Eat and Drink: Enjoy a stick-to-the-ribs breakfast at Chick & Ruth’s Delly. Eavesdrop on pols at the power bar upstairs at Harry Browne’s or linger over a rum drink on Pusser’s waterfront deck. Dock Street Bar & Grill, a dive by the dock, serves the city’s best jumbo lump crabcakes.
Stay: The Annapolis Inn, in half of an 18th-century Georgian rowhouse, is an elegant bed-and-breakfast decorated in museum-quality antiques and located in the heart of town; rooms from $259.
Why We Love It: Amid verdant mountains close to the Shenandoah River, this charming town offers amazing scenery and easy access to the Appalachian Trail and Harpers Ferry National Historical Park.
What We Wouldn’t Miss: You can bet on the horses at Hollywood Casino at Charles Town Races; take a swing at Mountain View Polo; or, for even more horsepower, challenge your high-speed driving skills on a Friday night at Summit Point Motorsports Park.

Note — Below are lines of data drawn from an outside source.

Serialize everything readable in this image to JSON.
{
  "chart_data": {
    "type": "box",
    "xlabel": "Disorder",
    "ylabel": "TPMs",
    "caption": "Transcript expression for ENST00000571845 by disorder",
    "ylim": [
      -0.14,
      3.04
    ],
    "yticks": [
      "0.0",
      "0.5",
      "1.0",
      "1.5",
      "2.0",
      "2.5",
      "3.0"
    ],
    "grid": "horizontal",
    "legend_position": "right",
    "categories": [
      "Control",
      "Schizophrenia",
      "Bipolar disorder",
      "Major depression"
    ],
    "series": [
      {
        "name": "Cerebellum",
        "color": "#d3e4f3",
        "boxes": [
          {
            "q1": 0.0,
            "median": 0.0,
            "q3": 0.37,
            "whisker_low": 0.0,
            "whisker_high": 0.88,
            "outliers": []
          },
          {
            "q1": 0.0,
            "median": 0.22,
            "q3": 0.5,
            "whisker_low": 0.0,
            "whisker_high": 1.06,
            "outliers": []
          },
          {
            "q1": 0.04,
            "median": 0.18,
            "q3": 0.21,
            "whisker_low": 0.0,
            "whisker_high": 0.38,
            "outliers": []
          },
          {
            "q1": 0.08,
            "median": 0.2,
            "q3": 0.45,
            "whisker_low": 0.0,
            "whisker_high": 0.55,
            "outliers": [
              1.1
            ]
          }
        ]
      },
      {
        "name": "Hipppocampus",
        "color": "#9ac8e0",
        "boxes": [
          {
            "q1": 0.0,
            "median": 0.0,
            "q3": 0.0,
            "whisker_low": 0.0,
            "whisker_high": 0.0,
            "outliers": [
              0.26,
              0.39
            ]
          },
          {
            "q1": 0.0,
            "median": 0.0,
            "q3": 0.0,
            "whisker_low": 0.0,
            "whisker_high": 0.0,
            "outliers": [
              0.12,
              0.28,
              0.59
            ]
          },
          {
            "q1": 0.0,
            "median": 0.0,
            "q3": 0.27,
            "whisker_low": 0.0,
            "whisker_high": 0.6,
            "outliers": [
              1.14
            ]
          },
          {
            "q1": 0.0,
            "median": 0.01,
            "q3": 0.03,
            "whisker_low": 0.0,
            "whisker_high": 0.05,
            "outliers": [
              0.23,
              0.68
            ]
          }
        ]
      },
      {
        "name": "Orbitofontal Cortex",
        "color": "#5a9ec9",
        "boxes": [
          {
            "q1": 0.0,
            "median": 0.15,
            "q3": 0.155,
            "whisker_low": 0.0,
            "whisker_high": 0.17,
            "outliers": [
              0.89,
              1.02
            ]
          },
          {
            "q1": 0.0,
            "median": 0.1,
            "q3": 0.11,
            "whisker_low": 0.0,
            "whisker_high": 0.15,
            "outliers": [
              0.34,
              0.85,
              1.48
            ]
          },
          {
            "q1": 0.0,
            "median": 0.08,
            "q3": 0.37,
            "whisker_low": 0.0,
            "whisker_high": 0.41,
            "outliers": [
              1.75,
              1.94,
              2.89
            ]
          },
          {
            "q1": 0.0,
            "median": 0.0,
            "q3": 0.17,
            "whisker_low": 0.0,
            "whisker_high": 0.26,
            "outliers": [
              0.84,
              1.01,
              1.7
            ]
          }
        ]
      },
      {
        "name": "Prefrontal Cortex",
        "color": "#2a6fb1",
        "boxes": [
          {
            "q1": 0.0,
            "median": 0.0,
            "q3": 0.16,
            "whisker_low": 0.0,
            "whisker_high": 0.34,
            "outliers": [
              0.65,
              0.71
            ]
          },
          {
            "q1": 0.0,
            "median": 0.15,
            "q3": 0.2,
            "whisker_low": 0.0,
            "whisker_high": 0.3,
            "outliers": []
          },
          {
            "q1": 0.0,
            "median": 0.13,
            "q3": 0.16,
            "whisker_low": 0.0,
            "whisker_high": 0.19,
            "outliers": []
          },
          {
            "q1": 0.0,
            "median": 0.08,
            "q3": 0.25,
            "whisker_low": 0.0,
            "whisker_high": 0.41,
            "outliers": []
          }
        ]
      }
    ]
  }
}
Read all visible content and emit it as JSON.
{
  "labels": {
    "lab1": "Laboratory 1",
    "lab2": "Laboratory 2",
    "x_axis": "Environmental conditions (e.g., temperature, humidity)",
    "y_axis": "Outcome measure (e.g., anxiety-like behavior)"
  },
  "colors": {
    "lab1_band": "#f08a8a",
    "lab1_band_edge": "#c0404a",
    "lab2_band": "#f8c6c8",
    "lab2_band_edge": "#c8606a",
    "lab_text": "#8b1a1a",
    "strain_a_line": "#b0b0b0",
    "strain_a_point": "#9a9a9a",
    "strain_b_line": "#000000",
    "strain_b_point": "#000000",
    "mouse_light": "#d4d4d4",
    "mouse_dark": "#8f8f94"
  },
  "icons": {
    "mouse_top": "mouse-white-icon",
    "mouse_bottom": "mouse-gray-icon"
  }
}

Eat and Drink: Alfredo’s Mediterranean Café offers tastes of Greece, France, Italy, Spain, and Lebanon—entrées range from kebabs to creamy fettuccine Alfredo. Start with hummus or a Spanish ensalada Ibiza. For lunch, grab a quick gyro or a falafel sandwich.
Stay: The gorgeous Hillbrook Inn & Spa, on more than 30 serene acres, is a romantic B&B with sumptuous rooms ($189 and up), cottage suites, a spa, and candlelit dinners (starting at $49.50 a person).
Why We Love It: One reason to love Charm City: Hampden, a funky neighborhood with a browsable main street, hot eateries, and an offbeat bookstore (Atomic Books) where director John Waters picks up fan mail.
What We Wouldn’t Miss: Shopping on Hampden’s main drag, 36th Street; David’s on the Avenue for midcentury antiques at prices Washingtonians dream about; her/his vintage fashions at Doubledutch/Sixteen Tons Boutique; In Watermelon Sugar’s fantastic collection of handbags, jewelry, and fun stuff for home.
Eat and Drink: The Food Market serves scallops and Buffalo-fried pickles with Gorgonzola. The Arthouse’s pizzas are topped with everything from duck confit to escargots. Corner BYOB does great things with mussels and exotic meats. For dessert, head to the Charmery for Berger-cookie or Old Bay-caramel ice cream.
Stay: Inn at the Colonnade is a comfortable columned hotel close to Hampden and across from Johns Hopkins; rooms from $179. BlancNoir—ten minutes away in Little Italy—is a newly renovated B&B with contemporary black-and-white rooms; from $200.